Antiandrogen Therapy
Another type of hormone therapy used in prostate cancer is the administration of drugs that are called antiandrogens. An antiandrogen is a drug that blocks the action of male hormones. There are two different types of antiandrogens — steroidal antiandrogens and nonsteroidal antiandrogens. Only the nonsteroidal antiandrogens are approved for use in the treatment of prostate cancer in the United States at this time.
Nonsteroidal antiandrogens are used in combination with an LHRH analog or orchiectomy in the treatment of advanced prostate cancer. When an antiandrogen drug is used in conjunction with an LHRH analog, this combination therapy is commonly known as maximal androgen blockade (MAB), total androgen blockade (TAB), or combined androgen blockade (CAB). Because there is still a small amount of androgen present in the body after an orchiectomy, antiandrogens also may be used in men who have already had this surgery.
Advantages:
Clinical trials suggest that some men treated with MAB therapy may live longer than men treated with LHRH analog therapy alone. This regimen of hormone therapy is convenient for the patient.
Disadvantages:
After taking an antiandrogen for a certain period of time, patients and their physicians may find that the prostate cancer is progressing despite treatment. When this occurs, the cancer is said to have become resistant to treatment. The patient may have to stop taking the antiandrogen for a while to help make the cancer respond to hormone therapy again. Other side effects from this type of hormone therapy will depend on which antiandrogen is used. Since antiandrogens are used in combination with LHRH analogs or just after an orchiectomy, it may be difficult to determine which component of the treatment is responsible for side effects.

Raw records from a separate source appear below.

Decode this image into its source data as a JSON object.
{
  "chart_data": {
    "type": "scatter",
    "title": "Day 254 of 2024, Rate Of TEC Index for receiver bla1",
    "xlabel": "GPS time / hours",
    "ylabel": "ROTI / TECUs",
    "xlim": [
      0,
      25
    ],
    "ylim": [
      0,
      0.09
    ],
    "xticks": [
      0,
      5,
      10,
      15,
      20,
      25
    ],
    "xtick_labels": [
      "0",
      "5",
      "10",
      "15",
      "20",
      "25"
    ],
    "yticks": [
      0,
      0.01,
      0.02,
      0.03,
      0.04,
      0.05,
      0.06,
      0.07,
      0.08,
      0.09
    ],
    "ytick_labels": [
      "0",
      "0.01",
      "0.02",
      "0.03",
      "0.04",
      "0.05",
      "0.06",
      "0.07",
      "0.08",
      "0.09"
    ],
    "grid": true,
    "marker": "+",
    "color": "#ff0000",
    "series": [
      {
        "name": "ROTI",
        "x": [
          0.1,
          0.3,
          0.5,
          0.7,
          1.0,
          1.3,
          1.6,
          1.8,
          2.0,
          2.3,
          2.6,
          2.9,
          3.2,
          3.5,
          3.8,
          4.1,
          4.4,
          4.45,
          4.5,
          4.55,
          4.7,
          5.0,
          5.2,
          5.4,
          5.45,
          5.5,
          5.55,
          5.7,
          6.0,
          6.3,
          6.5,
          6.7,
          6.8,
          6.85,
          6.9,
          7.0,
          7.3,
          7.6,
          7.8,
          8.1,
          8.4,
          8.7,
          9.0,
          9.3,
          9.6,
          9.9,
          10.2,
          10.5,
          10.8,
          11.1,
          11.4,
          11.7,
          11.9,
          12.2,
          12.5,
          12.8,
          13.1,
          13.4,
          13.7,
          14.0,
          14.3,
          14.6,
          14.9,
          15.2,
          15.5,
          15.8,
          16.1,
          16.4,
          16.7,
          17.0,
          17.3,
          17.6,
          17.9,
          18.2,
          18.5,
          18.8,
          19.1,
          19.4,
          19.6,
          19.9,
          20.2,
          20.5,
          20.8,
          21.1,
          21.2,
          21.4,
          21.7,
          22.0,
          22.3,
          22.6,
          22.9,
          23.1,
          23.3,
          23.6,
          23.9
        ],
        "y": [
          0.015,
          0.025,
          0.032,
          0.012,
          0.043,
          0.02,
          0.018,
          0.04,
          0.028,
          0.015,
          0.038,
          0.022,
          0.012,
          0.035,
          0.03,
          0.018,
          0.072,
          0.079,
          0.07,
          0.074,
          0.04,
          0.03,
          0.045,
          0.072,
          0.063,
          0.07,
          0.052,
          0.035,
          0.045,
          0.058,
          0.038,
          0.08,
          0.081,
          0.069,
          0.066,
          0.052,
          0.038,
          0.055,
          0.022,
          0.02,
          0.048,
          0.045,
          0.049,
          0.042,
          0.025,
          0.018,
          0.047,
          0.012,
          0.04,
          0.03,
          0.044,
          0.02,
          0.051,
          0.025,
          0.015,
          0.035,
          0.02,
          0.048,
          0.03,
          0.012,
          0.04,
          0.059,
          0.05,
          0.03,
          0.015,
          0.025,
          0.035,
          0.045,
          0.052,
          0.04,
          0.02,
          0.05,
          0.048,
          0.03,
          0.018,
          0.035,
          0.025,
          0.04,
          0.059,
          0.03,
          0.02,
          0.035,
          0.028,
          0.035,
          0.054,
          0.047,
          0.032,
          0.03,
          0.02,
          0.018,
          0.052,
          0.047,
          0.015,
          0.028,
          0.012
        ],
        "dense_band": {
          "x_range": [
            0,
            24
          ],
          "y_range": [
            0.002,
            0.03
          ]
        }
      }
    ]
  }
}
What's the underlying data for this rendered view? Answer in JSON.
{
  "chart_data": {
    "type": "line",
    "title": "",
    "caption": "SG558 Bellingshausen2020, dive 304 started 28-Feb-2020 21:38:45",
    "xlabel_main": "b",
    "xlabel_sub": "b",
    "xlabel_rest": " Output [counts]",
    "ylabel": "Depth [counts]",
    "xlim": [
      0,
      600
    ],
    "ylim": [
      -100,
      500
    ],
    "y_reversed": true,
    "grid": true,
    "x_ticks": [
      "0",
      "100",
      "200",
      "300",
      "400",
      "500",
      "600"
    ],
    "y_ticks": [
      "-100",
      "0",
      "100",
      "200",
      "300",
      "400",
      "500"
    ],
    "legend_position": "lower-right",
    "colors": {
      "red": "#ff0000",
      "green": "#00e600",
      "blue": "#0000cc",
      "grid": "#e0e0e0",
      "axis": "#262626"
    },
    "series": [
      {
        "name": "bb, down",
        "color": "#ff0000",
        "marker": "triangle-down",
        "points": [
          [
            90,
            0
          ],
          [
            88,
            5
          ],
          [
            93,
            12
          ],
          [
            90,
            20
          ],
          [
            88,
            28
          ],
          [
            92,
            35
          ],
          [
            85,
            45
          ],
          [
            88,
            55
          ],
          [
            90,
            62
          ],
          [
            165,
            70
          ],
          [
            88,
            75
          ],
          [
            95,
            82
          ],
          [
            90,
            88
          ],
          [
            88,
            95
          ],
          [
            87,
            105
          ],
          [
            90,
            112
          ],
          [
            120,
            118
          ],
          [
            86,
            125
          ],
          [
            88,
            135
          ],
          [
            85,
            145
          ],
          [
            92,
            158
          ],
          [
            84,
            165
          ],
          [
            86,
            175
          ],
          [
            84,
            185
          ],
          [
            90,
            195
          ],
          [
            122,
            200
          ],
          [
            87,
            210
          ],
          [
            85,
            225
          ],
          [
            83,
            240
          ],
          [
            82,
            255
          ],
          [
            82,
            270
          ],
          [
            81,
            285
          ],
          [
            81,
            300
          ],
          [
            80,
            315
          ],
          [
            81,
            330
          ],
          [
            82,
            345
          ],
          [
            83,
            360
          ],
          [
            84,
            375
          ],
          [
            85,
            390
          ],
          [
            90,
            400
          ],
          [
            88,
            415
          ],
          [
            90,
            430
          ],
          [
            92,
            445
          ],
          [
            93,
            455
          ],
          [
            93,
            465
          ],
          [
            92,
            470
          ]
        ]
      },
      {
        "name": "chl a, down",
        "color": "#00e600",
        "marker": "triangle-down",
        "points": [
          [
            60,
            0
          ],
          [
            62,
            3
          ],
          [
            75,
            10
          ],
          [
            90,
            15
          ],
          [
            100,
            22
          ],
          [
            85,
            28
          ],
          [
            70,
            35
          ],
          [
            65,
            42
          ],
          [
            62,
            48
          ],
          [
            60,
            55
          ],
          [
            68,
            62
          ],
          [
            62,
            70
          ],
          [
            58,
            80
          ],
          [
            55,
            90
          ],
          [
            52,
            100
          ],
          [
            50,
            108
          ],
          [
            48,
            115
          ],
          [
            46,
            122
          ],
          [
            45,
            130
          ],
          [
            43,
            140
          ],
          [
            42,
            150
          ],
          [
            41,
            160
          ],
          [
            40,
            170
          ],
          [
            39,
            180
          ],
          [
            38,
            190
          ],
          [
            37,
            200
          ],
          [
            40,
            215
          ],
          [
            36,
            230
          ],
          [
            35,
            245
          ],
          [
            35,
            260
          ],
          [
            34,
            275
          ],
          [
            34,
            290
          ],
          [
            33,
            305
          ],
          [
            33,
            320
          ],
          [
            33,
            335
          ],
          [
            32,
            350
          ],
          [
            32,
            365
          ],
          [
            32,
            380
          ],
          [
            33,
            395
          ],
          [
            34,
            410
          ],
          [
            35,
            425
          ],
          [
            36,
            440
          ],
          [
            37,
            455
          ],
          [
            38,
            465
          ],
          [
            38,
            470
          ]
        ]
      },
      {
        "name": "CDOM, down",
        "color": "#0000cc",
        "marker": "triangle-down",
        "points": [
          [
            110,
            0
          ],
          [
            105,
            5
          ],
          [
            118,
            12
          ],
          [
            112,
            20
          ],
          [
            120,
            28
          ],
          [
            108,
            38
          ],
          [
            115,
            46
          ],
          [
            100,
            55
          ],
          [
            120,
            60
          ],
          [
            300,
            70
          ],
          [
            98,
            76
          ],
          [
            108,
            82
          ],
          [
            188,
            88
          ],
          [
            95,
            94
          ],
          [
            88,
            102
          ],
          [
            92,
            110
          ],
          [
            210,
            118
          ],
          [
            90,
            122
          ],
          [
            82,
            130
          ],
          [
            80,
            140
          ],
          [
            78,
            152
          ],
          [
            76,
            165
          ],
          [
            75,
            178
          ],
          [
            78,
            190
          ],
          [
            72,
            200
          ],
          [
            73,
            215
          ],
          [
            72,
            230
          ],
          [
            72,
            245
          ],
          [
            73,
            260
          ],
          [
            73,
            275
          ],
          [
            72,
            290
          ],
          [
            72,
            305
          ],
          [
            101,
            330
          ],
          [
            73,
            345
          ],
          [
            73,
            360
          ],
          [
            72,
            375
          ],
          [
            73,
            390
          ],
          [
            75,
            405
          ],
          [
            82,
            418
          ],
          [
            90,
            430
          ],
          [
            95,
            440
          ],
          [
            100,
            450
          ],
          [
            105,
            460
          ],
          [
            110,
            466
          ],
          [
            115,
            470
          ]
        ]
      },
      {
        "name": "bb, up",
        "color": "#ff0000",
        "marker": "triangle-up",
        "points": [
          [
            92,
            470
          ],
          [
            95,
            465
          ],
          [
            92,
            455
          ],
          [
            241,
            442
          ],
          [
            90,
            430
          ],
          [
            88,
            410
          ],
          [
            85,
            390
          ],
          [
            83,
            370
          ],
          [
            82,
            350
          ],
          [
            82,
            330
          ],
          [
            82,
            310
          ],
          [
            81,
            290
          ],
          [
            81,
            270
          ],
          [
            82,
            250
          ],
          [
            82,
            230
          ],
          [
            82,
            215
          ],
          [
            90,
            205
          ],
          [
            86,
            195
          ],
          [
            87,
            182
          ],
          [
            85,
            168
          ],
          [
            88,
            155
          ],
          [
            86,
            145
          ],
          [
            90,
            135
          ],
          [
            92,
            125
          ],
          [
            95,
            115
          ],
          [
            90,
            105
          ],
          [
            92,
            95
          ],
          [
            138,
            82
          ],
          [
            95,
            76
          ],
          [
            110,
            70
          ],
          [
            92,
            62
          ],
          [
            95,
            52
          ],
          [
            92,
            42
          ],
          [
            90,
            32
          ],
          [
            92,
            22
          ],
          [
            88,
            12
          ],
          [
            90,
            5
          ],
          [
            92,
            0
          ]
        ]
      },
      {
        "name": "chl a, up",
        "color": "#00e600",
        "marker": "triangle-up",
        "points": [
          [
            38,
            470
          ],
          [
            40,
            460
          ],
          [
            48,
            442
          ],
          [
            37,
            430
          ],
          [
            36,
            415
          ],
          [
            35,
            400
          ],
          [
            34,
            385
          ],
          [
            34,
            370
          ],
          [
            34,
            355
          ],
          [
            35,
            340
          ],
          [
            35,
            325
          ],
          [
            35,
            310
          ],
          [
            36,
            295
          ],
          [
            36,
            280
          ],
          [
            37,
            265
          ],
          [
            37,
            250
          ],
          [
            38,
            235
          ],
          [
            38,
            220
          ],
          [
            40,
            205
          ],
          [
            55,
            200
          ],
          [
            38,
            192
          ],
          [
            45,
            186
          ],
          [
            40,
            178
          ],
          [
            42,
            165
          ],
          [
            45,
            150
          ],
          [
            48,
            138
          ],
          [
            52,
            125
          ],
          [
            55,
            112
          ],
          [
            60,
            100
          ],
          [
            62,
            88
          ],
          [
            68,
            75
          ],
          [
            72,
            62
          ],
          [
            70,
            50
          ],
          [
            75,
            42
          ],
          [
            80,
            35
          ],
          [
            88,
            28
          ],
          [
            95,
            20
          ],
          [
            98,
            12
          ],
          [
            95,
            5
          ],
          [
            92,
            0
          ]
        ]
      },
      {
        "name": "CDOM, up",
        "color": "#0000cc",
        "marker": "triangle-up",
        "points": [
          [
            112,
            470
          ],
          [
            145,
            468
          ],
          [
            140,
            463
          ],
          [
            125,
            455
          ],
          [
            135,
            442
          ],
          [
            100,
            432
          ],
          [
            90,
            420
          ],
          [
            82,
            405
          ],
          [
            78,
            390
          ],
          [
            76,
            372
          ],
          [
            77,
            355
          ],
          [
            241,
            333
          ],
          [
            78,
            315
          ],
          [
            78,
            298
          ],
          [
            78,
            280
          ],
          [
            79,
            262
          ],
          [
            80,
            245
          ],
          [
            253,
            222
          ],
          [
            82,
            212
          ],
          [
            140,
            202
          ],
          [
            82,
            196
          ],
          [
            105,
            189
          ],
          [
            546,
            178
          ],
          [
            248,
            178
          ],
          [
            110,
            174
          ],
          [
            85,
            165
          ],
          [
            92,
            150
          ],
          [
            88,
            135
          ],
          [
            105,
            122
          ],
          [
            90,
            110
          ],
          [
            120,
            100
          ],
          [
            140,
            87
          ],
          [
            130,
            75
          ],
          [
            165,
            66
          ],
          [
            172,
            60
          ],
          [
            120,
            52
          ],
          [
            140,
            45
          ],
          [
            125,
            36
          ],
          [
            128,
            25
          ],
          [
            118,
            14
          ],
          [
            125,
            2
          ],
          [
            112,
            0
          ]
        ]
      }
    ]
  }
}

Some of the more common adverse effects of an antiandrogens are sensitivity of the eyes to light (either natural or artificial), mild to moderate nausea, hot flashes, gynecomastia (growth of the breasts in males), nausea, vomiting, diarrhea, and an increase in liver enzymes. Patients must always consult their physician and/or health care practitioner before intentionally stopping or interrupting treatment with any of the antiandrogen medications.